Erstellt am 19. Mai 2016, 05:04

von Daniela Führer

Kraftwerk: EU sieht klaren Verstoß. EU-Kommission fordert von Österreich, ein neues Bewilligungsverfahren durchzuführen, sonst landet das geplante Kraftwerksprojekt in der Ybbs vor Gericht.

Bürgerinitiative »ProYbbs«-Obmann Gerald Mevec sieht in der begründeten Stellungnahme der EU-Kommission ganz klar: »Es sind massive, klare Aussagen enthalten, die eindeutig ,Nein' zu einem Kraftwerk im Natura 2000-Gebiet sagen.« Foto: Schlemmer  |  NOEN, Daniela Schlemmer

Der Brief der EU-Kommission an die Republik Österreich ist eingelangt.

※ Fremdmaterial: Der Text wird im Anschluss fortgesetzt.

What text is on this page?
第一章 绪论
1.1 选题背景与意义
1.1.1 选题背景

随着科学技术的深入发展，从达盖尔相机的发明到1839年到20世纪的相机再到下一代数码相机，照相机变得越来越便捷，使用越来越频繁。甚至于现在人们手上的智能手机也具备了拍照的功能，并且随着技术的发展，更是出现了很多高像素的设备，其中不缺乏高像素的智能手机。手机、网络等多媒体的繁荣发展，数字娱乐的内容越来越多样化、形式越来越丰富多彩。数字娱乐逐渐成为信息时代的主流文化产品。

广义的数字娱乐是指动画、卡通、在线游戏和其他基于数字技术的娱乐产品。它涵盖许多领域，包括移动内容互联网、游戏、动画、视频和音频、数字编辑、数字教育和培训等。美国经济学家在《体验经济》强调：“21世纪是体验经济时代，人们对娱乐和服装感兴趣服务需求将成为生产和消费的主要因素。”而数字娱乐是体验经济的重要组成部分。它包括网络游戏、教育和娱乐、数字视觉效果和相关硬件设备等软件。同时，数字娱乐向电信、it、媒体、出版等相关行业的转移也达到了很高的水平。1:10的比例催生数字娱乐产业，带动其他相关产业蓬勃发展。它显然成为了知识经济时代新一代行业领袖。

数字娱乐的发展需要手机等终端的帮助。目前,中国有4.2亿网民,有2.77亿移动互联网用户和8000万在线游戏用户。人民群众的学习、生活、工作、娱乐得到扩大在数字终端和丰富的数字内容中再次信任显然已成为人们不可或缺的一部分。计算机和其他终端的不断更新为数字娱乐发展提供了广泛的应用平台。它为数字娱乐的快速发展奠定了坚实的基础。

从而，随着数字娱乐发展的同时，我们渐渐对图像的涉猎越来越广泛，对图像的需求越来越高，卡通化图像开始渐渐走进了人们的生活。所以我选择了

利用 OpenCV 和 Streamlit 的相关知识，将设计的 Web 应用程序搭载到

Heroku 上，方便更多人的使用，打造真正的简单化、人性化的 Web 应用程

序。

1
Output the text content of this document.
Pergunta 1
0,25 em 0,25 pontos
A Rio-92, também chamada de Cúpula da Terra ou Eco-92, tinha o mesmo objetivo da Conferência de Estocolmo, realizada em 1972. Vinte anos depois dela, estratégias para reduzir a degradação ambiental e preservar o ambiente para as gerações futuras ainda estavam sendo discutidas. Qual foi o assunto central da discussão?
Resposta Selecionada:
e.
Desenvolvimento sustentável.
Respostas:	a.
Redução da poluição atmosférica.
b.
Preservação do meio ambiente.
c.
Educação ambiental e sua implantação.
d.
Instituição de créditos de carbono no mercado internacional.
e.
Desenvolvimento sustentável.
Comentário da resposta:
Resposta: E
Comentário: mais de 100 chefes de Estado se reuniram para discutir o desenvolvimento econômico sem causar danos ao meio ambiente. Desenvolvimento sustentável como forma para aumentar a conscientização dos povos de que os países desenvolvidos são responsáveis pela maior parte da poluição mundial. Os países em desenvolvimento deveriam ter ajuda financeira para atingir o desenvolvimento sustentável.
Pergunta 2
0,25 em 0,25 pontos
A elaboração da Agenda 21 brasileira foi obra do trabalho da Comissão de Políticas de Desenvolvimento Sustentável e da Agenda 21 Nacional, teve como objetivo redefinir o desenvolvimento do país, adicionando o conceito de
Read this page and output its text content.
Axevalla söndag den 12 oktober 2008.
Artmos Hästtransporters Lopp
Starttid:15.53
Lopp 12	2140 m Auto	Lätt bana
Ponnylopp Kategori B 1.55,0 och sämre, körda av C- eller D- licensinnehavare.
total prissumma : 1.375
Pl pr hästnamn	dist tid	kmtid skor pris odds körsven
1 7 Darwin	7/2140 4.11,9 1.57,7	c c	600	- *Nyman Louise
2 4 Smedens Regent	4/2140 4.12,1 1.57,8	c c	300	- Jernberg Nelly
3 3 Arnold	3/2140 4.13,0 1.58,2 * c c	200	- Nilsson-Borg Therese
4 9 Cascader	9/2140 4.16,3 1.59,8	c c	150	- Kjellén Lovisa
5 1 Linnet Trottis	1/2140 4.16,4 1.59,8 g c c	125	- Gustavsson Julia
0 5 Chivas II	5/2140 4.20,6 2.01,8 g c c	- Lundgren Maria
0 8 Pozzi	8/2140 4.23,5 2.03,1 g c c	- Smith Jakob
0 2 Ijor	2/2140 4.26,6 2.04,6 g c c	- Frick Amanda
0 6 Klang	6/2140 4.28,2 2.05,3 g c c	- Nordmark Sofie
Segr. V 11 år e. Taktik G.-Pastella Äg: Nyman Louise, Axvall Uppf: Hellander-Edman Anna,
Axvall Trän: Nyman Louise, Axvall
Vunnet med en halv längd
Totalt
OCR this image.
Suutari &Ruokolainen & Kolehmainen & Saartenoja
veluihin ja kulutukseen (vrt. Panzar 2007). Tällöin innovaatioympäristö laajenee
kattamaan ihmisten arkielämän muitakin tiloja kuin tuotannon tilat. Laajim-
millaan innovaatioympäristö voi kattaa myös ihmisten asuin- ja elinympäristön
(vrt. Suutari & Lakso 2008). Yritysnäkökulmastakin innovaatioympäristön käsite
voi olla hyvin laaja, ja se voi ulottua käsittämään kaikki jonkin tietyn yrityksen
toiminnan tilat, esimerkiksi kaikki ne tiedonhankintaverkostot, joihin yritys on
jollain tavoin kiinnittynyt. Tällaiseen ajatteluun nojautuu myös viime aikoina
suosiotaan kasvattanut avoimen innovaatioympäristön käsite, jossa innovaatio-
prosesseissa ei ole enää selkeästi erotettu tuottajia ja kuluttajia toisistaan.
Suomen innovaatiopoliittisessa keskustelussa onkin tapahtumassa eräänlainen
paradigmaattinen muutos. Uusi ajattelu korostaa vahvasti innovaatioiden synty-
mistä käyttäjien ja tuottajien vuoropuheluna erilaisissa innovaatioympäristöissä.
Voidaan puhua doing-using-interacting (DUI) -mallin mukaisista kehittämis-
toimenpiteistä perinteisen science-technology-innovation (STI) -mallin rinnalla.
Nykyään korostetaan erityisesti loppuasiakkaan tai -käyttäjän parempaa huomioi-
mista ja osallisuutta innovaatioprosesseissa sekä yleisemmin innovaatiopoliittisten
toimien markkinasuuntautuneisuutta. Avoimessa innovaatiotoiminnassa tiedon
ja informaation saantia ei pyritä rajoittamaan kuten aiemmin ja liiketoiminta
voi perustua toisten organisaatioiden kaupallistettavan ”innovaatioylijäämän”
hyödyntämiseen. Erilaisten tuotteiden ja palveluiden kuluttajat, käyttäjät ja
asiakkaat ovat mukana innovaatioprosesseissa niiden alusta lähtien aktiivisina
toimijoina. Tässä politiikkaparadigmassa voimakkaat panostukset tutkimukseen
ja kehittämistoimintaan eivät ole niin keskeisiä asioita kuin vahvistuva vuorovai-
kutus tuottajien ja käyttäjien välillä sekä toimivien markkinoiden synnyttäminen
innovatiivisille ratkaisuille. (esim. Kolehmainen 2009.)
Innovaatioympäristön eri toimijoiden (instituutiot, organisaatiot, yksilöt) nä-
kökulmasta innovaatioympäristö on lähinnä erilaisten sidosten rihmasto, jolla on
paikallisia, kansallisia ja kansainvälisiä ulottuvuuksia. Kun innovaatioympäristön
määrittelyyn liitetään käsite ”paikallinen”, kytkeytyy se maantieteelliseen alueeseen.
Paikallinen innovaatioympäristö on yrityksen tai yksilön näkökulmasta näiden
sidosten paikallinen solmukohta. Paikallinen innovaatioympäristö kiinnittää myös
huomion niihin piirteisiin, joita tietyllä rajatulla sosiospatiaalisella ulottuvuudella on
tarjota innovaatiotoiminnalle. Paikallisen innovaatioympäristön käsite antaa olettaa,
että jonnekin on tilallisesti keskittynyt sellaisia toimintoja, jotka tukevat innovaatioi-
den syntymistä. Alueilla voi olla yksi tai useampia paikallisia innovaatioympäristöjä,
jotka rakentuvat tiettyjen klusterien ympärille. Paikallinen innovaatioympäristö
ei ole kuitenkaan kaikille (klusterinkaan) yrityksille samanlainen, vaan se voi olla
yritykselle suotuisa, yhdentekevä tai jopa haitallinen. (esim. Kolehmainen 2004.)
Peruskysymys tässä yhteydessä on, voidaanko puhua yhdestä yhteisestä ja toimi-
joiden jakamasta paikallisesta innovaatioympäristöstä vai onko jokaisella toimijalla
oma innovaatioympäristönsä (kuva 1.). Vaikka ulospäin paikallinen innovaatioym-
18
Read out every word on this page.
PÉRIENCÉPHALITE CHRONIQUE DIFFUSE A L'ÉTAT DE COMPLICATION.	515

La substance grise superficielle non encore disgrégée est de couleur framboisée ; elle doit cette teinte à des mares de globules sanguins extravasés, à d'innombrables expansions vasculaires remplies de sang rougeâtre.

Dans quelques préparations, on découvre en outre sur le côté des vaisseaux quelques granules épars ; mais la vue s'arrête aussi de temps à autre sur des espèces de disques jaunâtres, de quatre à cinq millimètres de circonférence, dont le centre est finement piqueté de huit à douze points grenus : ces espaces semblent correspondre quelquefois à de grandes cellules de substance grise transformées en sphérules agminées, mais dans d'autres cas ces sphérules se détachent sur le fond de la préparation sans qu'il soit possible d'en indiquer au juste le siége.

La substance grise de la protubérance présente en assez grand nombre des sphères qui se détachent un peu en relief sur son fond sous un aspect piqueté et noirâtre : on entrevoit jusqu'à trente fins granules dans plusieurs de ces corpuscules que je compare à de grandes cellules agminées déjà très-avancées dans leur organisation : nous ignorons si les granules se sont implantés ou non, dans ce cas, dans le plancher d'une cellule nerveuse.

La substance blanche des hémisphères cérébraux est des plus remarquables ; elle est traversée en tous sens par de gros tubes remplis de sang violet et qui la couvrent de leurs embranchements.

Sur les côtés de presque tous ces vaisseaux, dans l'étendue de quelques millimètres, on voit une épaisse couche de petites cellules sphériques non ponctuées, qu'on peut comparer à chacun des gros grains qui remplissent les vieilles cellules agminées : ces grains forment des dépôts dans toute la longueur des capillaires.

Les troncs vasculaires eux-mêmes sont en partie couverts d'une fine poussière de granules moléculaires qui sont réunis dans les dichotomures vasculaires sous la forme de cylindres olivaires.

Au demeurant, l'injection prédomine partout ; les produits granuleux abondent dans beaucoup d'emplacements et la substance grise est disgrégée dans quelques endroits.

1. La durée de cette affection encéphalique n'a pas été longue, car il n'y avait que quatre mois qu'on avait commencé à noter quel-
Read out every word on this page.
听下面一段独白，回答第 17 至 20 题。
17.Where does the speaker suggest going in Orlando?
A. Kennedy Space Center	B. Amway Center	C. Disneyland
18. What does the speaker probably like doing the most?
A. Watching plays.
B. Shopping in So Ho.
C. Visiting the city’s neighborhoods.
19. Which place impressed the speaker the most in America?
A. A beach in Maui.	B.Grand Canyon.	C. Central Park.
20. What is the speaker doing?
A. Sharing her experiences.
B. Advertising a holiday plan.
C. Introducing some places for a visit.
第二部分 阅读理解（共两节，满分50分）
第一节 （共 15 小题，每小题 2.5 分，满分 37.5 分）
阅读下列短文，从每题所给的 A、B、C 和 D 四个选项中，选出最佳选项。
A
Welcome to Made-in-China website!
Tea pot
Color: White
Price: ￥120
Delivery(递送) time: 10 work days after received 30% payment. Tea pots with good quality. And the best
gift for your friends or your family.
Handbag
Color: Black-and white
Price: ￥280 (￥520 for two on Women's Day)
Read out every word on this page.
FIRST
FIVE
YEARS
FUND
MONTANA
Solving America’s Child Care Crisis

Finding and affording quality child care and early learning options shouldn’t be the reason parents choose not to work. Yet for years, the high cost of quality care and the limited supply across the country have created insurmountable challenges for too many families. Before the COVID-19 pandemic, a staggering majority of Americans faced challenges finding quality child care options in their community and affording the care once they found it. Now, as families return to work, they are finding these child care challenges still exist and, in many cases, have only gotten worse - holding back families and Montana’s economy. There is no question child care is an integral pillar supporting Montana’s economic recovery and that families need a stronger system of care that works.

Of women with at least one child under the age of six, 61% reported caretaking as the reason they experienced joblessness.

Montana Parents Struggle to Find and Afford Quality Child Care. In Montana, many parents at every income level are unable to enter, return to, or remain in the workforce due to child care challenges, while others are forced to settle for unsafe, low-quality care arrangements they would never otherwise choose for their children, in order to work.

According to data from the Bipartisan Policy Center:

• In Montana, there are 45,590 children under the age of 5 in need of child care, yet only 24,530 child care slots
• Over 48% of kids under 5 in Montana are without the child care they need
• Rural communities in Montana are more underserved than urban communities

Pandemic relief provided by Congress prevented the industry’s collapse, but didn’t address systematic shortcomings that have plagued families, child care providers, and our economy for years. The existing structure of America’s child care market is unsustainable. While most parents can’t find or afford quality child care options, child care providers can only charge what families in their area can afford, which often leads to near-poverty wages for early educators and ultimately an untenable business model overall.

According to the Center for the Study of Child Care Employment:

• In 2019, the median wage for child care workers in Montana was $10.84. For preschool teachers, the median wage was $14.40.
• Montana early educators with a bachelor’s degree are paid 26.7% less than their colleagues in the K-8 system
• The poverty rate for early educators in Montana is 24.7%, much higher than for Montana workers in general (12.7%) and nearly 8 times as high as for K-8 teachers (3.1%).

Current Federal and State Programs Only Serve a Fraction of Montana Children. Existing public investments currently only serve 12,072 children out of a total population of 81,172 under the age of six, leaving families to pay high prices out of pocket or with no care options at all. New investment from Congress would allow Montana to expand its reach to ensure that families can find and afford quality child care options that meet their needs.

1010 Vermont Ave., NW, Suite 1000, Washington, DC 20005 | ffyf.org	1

In einer 16-seitigen „Mit Gründen versehenen Stellungnahme zur Vertragsverletzung 2014/2095“ rügt die Kommission die österreichische Politik wegen einer „unzureichenden Prüfung“ und Bewilligung des von der EVN geplanten Kleinwasserkraftwerks an der Hohen Brücke im Grenzgebiet zwischen Ferschnitz und St. Georgen – und stellt ein Ultimatum.

„Erhebliche Zweifel zu Auswirkungen bleiben“

Binnen zwei Monaten müssen „notwendige Schritte unternommen werden, um die Verletzung des Unionsrechts abzustellen“, schreibt EU-Kommissionsmitglied Karmenu Vella.

Ein neues Bewilligungsverfahren müsse her, sonst wandere der Fall vor den Europäischen Gerichtshof. Dieser würde dann entscheiden, ob ein Verstoß gegen EU-Recht vorliegt. Österreich könnte daraufhin Gesetze oder Verfahren anpassen müssen und zu Strafzahlungen verdonnert werden.

Im Wesentlichen kritisiert die EU-Kommission in ihrer Stellungnahme, dass das Kraftwerksprojekt von den Behörden nur dahingehend geprüft wurde, ob es negative Folgen auf den ohnehin schlechten Zustand der Ybbs haben könnte. Die Frage, ob sich das Kraftwerk aber auf die Erreichbarkeit der Erhaltungsziele der Ybbs, deren Naturraum ja eigentlich verbessert werden soll, auswirke, blieb unbeantwortet. Genau das sei laut EU aber bei der Bewertung erforderlich gewesen.

Zudem gibt es zwei widersprüchliche Gutachten. Eines der Universität für Bodenkultur (Boku) Wien und eines der Technischen Universität (TU) Graz. Jenes der Boku schloss negative Auswirkungen auf das Natura-2000-Schutzgebiet nicht aus. „Somit bleiben erhebliche Zweifel hinsichtlich der Auswirkungen des Projekts“, schreibt die EU. Unter diesen Umständen hätte das Kraftwerksprojekt mit 27. November 2012 keine naturrechtliche Bewilligung bekommen dürfen.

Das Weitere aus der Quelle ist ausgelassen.